Homeomorphic Model for the Polyhedral Smash Product of Disks and Spheres

TL;DR

This paper generalizes a known homeomorphic relationship between polyhedral smash products of disks and spheres, extending it from 2-dimensional cases to arbitrary dimensions and mixed sets, using a novel technique.

Contribution

It extends the homeomorphic model for polyhedral smash products from (D^2, S^1) to (D^{k+1}, S^k) for any k, and further to mixed disks and spheres of various dimensions.

Findings

Polyhedral smash product of (D^{k+1}, S^k) is homeomorphic to an iterated suspension of the geometric realization of K.

Generalization to sets of disks and spheres of different dimensions.

Unpublished work by David Stone is extended to broader cases.

Abstract

In this paper we present unpublished work by David Stone on polyhedral smash products.

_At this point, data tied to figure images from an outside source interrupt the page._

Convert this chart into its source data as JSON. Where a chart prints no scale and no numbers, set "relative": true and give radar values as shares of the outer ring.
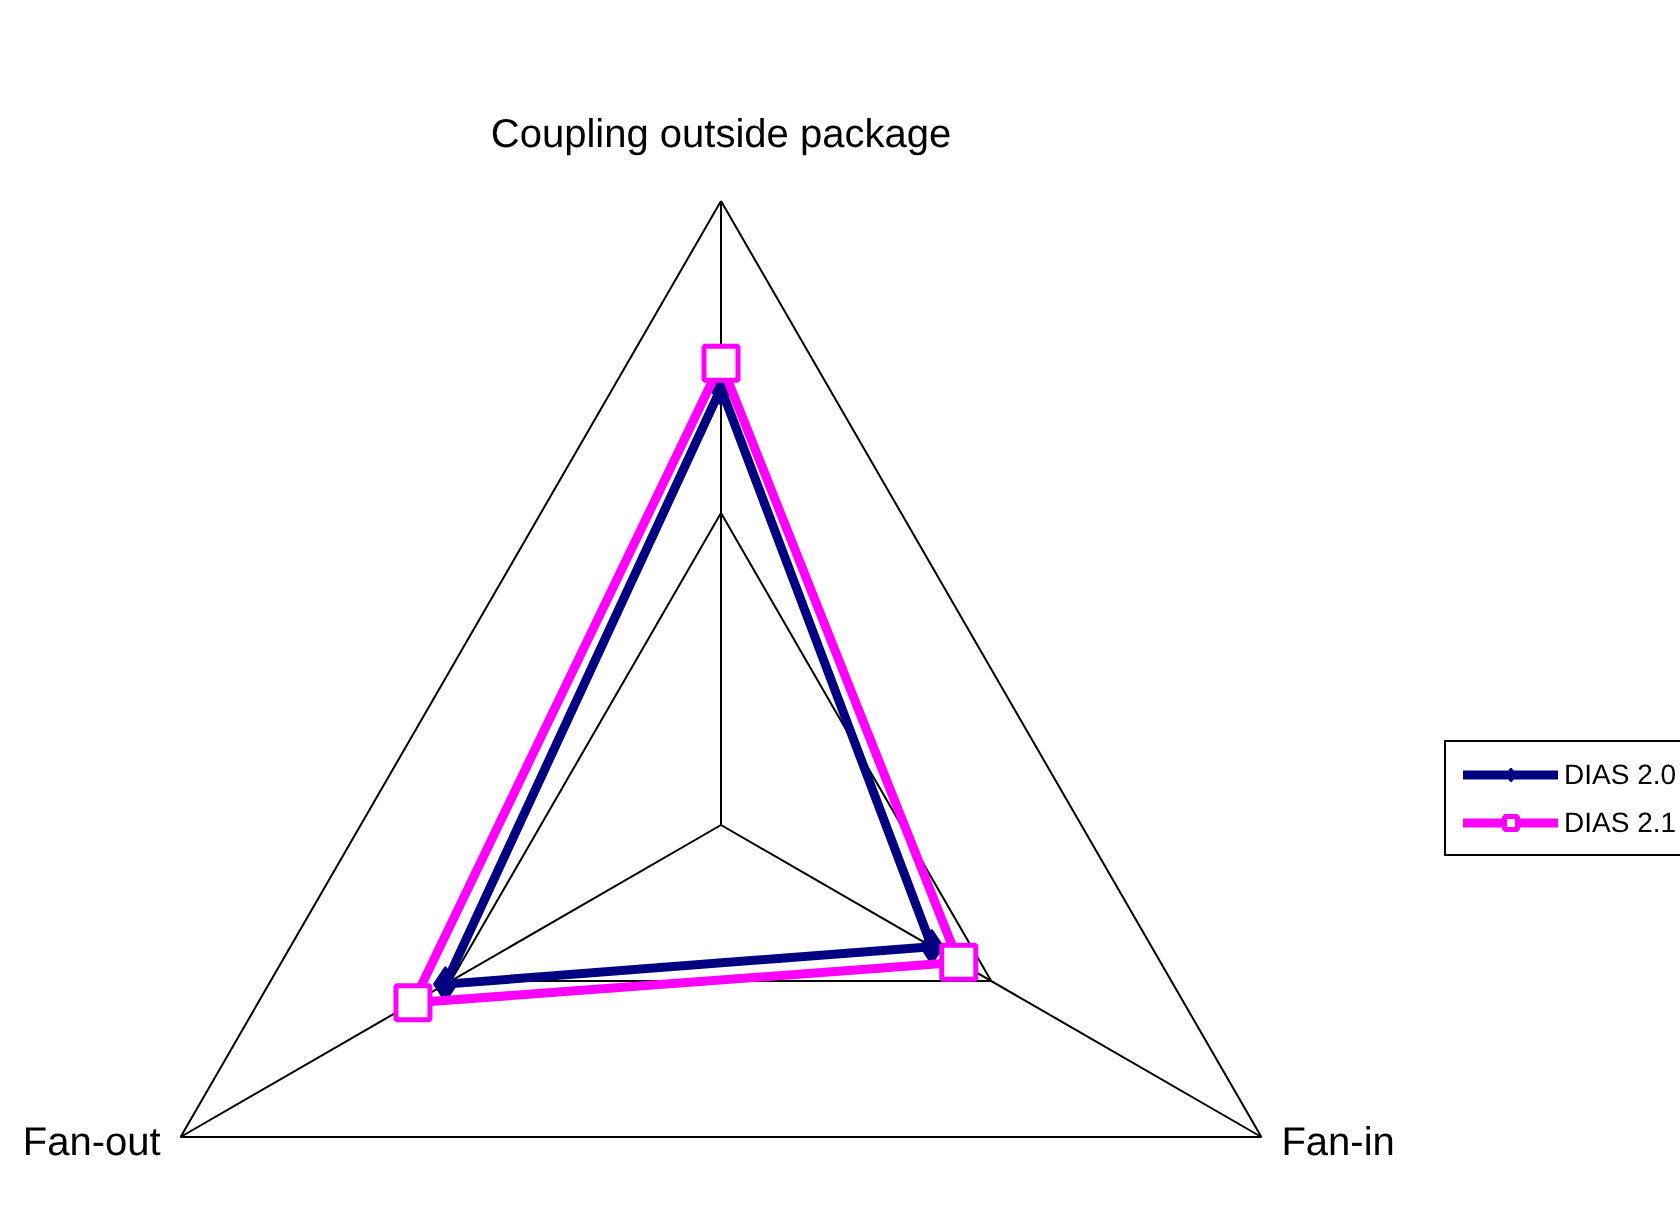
{
  "chart_data": {
    "type": "radar",
    "categories": [
      "Coupling outside package",
      "Fan-in",
      "Fan-out"
    ],
    "relative": true,
    "grid": true,
    "legend": "right",
    "line_style": "solid",
    "series": [
      {
        "name": "DIAS 2.0",
        "color": "#000080",
        "marker": "diamond",
        "values": [
          0.7,
          0.39,
          0.51
        ]
      },
      {
        "name": "DIAS 2.1",
        "color": "#ff00ff",
        "marker": "square",
        "values": [
          0.74,
          0.44,
          0.57
        ]
      }
    ]
  }
}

He proved that the polyhedral smash product of the CW-pair $(D^2, S^1)$ over a simplicial complex $K$ is homeomorphic to an iterated suspension of the geometric realization of $K$. Here we generalize his technique to the CW-pair $(D^{k+1}, S^{k})$, for an arbitrary $k$. We generalize the result further to a set of disks and spheres of different dimensions.